In my my exit interview, I wrote that I would not recommend the college as a place to work because “I am not confident this college will survive, and I have mostly lost confidence in the ways the college has been trying to save itself.”

 It is sad to see an institution that changed so many lives come to an end. It is sadder right now for students who have to get taught out to graduation. And for me, it is saddest for those colleagues among staff and faculty who will be forced, in an uncertain and difficult time, to find new positions. I wish everyone well.

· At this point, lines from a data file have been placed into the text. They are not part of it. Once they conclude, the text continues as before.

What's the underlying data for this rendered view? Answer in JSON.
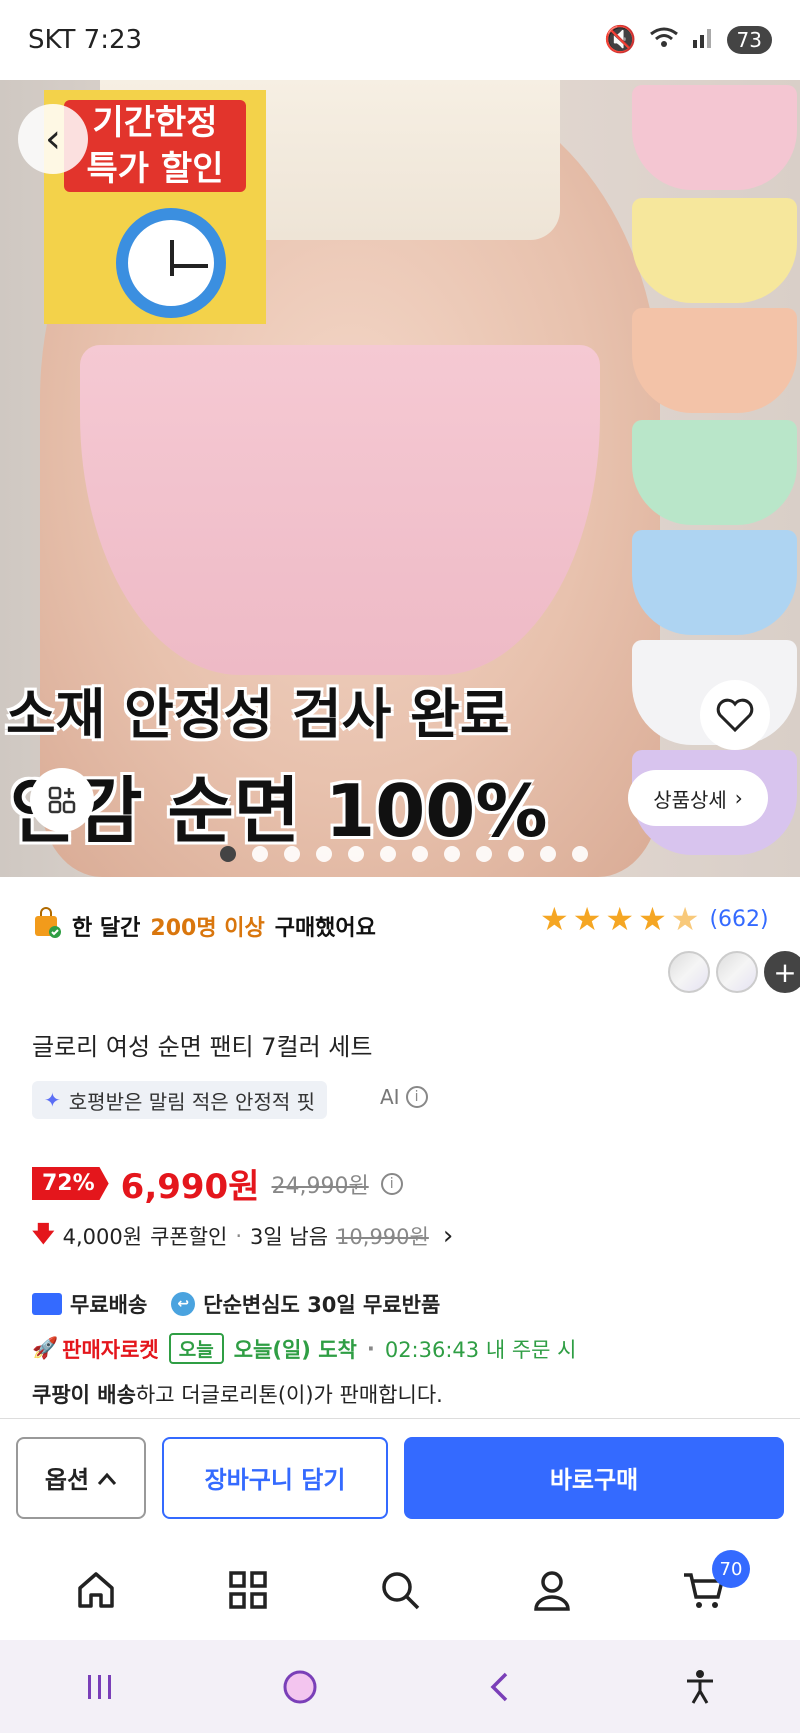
{
  "status_bar": {
    "carrier_time": "SKT 7:23",
    "battery": "73"
  },
  "hero": {
    "promo_line1": "기간한정",
    "promo_line2": "특가 할인",
    "headline1": "소재 안정성 검사 완료",
    "headline2": "안감 순면 100%",
    "detail_button": "상품상세",
    "swatch_colors": [
      "#f4c6d2",
      "#f6e79c",
      "#f3c3a8",
      "#b9e6c9",
      "#aed4f2",
      "#f3f3f5",
      "#d8c4ee"
    ]
  },
  "purchase_info": {
    "pre": "한 달간",
    "highlight": "200명 이상",
    "post": "구매했어요"
  },
  "rating": {
    "stars": 4.5,
    "review_count": "(662)"
  },
  "product": {
    "title": "글로리 여성 순면 팬티 7컬러 세트",
    "ai_summary": "호평받은 말림 적은 안정적 핏",
    "ai_label": "AI"
  },
  "price": {
    "discount": "72%",
    "sale": "6,990원",
    "original": "24,990원",
    "coupon_amount": "4,000원",
    "coupon_label": "쿠폰할인",
    "coupon_separator": "·",
    "coupon_days": "3일 남음",
    "coupon_original": "10,990원"
  },
  "shipping": {
    "free_shipping": "무료배송",
    "return": "단순변심도 30일 무료반품",
    "rocket": "판매자로켓",
    "today_badge": "오늘",
    "arrival": "오늘(일) 도착",
    "separator": "·",
    "order_by": "02:36:43 내 주문 시",
    "seller_bold": "쿠팡이 배송",
    "seller_rest": "하고 더글로리톤(이)가 판매합니다."
  },
  "actions": {
    "option": "옵션",
    "cart": "장바구니 담기",
    "buy": "바로구매"
  },
  "bottom_nav": {
    "cart_count": "70"
  },
  "colors": {
    "accent": "#346aff",
    "sale_red": "#e4161c",
    "orange": "#d9760d",
    "green": "#2f9e44"
  }
}
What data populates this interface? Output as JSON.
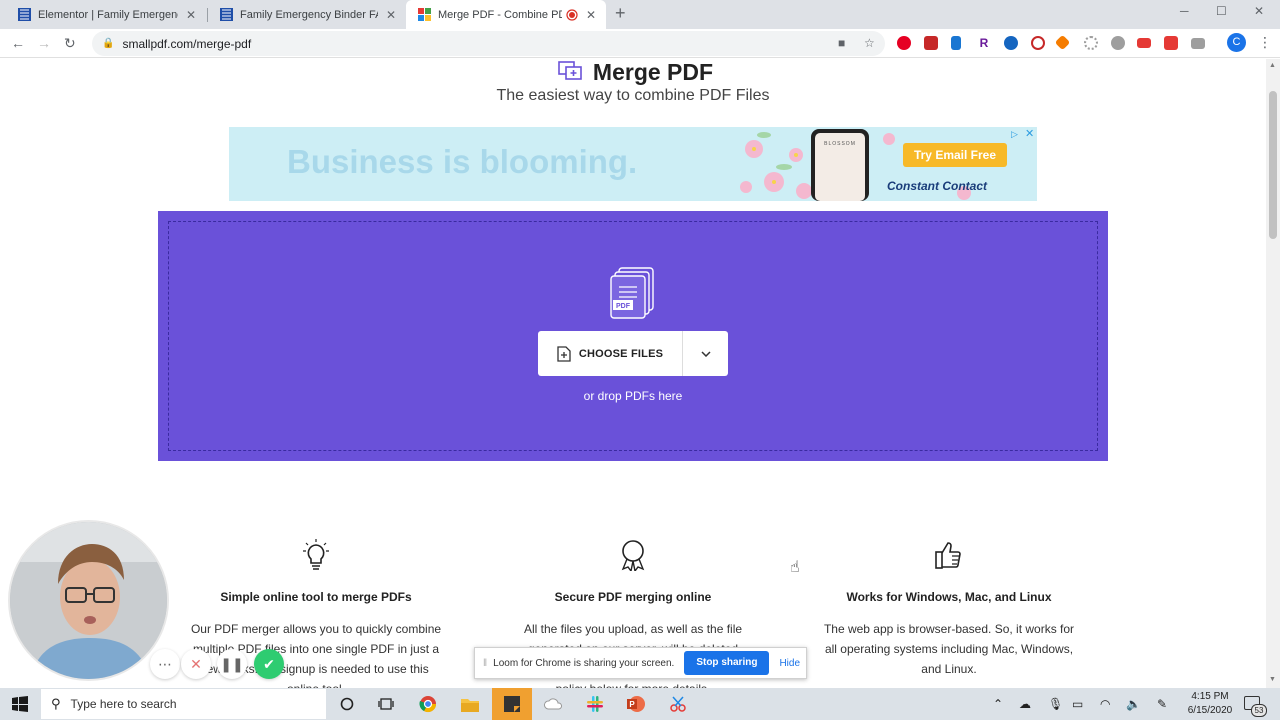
{
  "browser": {
    "tabs": [
      {
        "title": "Elementor | Family Emergency Bi",
        "close": "✕",
        "active": false
      },
      {
        "title": "Family Emergency Binder FAQ - S",
        "close": "✕",
        "active": false
      },
      {
        "title": "Merge PDF - Combine PDF f",
        "close": "✕",
        "active": true
      }
    ],
    "new_tab": "+",
    "url": "smallpdf.com/merge-pdf",
    "profile_initial": "C"
  },
  "page": {
    "title": "Merge PDF",
    "subtitle": "The easiest way to combine PDF Files",
    "ad": {
      "headline": "Business is blooming.",
      "phone_brand": "BLOSSOM",
      "cta": "Try Email Free",
      "advertiser": "Constant Contact"
    },
    "dropzone": {
      "choose_label": "CHOOSE FILES",
      "drop_text": "or drop PDFs here",
      "icon_badge": "PDF"
    },
    "features": [
      {
        "icon": "lightbulb-icon",
        "title": "Simple online tool to merge PDFs",
        "desc": "Our PDF merger allows you to quickly combine multiple PDF files into one single PDF in just a few clicks. No signup is needed to use this online tool."
      },
      {
        "icon": "award-icon",
        "title": "Secure PDF merging online",
        "desc": "All the files you upload, as well as the file generated on our server, will be deleted permanently within an hour. Read the privacy policy below for more details."
      },
      {
        "icon": "thumbs-up-icon",
        "title": "Works for Windows, Mac, and Linux",
        "desc": "The web app is browser-based. So, it works for all operating systems including Mac, Windows, and Linux."
      }
    ]
  },
  "loom": {
    "share_message": "Loom for Chrome is sharing your screen.",
    "stop_label": "Stop sharing",
    "hide_label": "Hide"
  },
  "taskbar": {
    "search_placeholder": "Type here to search",
    "time": "4:15 PM",
    "date": "6/15/2020",
    "notification_count": "53"
  },
  "colors": {
    "dropzone": "#6a51d9",
    "accent_blue": "#1a73e8",
    "ad_button": "#f7b928"
  }
}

 I knew Mills was caught against some huge structural challenges: declining enrollment, the limitations of gimmicks, unaffordable tuition for the kinds of students drawn to a college like Mills, limits of fund-raising, relatively high salaries for the leaders and consultants hired to run the college compared to the mass of staff and faculty, lack of vision among its leaders. There was no guarantee that a small institution like Mills would survive but I do think that a series of bad decisions over the last several decades only made it impossible to climb out of the crisis. Covid was only the death-knell.